So, there was this local news item last week. While Santa Barbara isn’t typically a hotbed of shark activity, this was a reminder that indeed, sharks do live in the ocean.
That’s right, readers. Sharks live in the ocean.
It’s always interesting to observe how ocean swimmers deal with this fact.
Some take a spiritual, new-agey approach: If you just, you know, become one with the ocean and don’t give off the “fear signal,” the sharks will leave you alone. Fittingly and rather ironically, these people often are residents of San Francisco. (It’s OK, I used to be one.)
Others avoid the issue with euphemisms: “Man in the Grey Suit,” or “The Landlord,” or “Old Whitey”… or, most comically of all, “the S-word.” I guess the idea is, if you don’t talk about it, maybe it’ll go away.
Others put their faith in technology. Because obviously, the 6-meter, 2-ton “fish” attacking from below at 25mph is going to respect the little Shark Shield zapper dangling off the end of the kayak. Good luck with that.
And then there are kooks like this guy. Ah, well.
Me? I guess I’m somewhere in the middle. Sharks are fearsome creatures… but I’m still going to swim in the ocean. It’s a small risk - somewhere between an asteroid falling on your head and being struck by lightning - but still a risk.
And I think that’s the healthiest way to think about sharks as an ocean swimmer: as one of many risks we all take (often unwittingly) in everyday life.
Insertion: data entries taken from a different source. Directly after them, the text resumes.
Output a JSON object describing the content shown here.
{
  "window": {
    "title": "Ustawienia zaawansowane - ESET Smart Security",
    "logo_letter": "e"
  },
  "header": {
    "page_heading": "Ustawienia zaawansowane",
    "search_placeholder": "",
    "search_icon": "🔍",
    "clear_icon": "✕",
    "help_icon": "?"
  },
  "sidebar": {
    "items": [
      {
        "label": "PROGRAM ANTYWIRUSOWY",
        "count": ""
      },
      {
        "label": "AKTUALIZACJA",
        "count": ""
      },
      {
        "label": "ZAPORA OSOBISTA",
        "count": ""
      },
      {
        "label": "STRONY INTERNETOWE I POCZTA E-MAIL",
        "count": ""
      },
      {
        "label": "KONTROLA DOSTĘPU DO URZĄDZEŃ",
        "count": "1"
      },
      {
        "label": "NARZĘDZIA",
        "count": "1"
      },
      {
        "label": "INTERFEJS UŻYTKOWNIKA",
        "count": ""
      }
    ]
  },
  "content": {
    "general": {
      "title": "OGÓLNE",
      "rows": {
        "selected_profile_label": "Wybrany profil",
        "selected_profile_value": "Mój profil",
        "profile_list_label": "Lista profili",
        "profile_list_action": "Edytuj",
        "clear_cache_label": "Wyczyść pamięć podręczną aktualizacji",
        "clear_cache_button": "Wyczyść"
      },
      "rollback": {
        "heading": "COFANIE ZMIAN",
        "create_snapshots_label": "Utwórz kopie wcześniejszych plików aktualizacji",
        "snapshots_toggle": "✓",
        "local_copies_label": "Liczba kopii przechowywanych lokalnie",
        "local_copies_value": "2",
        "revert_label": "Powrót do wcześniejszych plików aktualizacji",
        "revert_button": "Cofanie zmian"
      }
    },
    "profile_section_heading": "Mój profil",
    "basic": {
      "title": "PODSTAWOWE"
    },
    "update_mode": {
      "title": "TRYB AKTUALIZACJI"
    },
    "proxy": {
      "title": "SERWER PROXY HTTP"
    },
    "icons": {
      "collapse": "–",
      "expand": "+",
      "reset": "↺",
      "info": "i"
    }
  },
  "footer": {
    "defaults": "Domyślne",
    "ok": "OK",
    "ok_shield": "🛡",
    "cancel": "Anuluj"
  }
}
I drive a car, in which I could be smashed at any moment. I hike in the mountains, where venomous rattlesnakes lurk around every bend in the trail. And I swim in the ocean… where sharks live.
Swimming in sharky waters is a small risk - but not a constant one. It varies in predictable ways - and can therefore be minimized to our advantage. Some tips:
- Don’t dress like a sea lion.
- When you see a bait ball, get out.
- Pay attention to migration patterns.
- Never swim alone (most human-shark encounters are non-fatal, and it helps to have a buddy to drag your bloody hemorrhaging ass into shore).
- Never go out with a swim buddy who is faster than you (j/k).
- EDIT: Rob D. adds, “Avoid swimming at sunrise/sunset,” and agrees that, “If other animals are eating/congregating, food chain math says stay away.”
And, if all else fails, just close your eyes.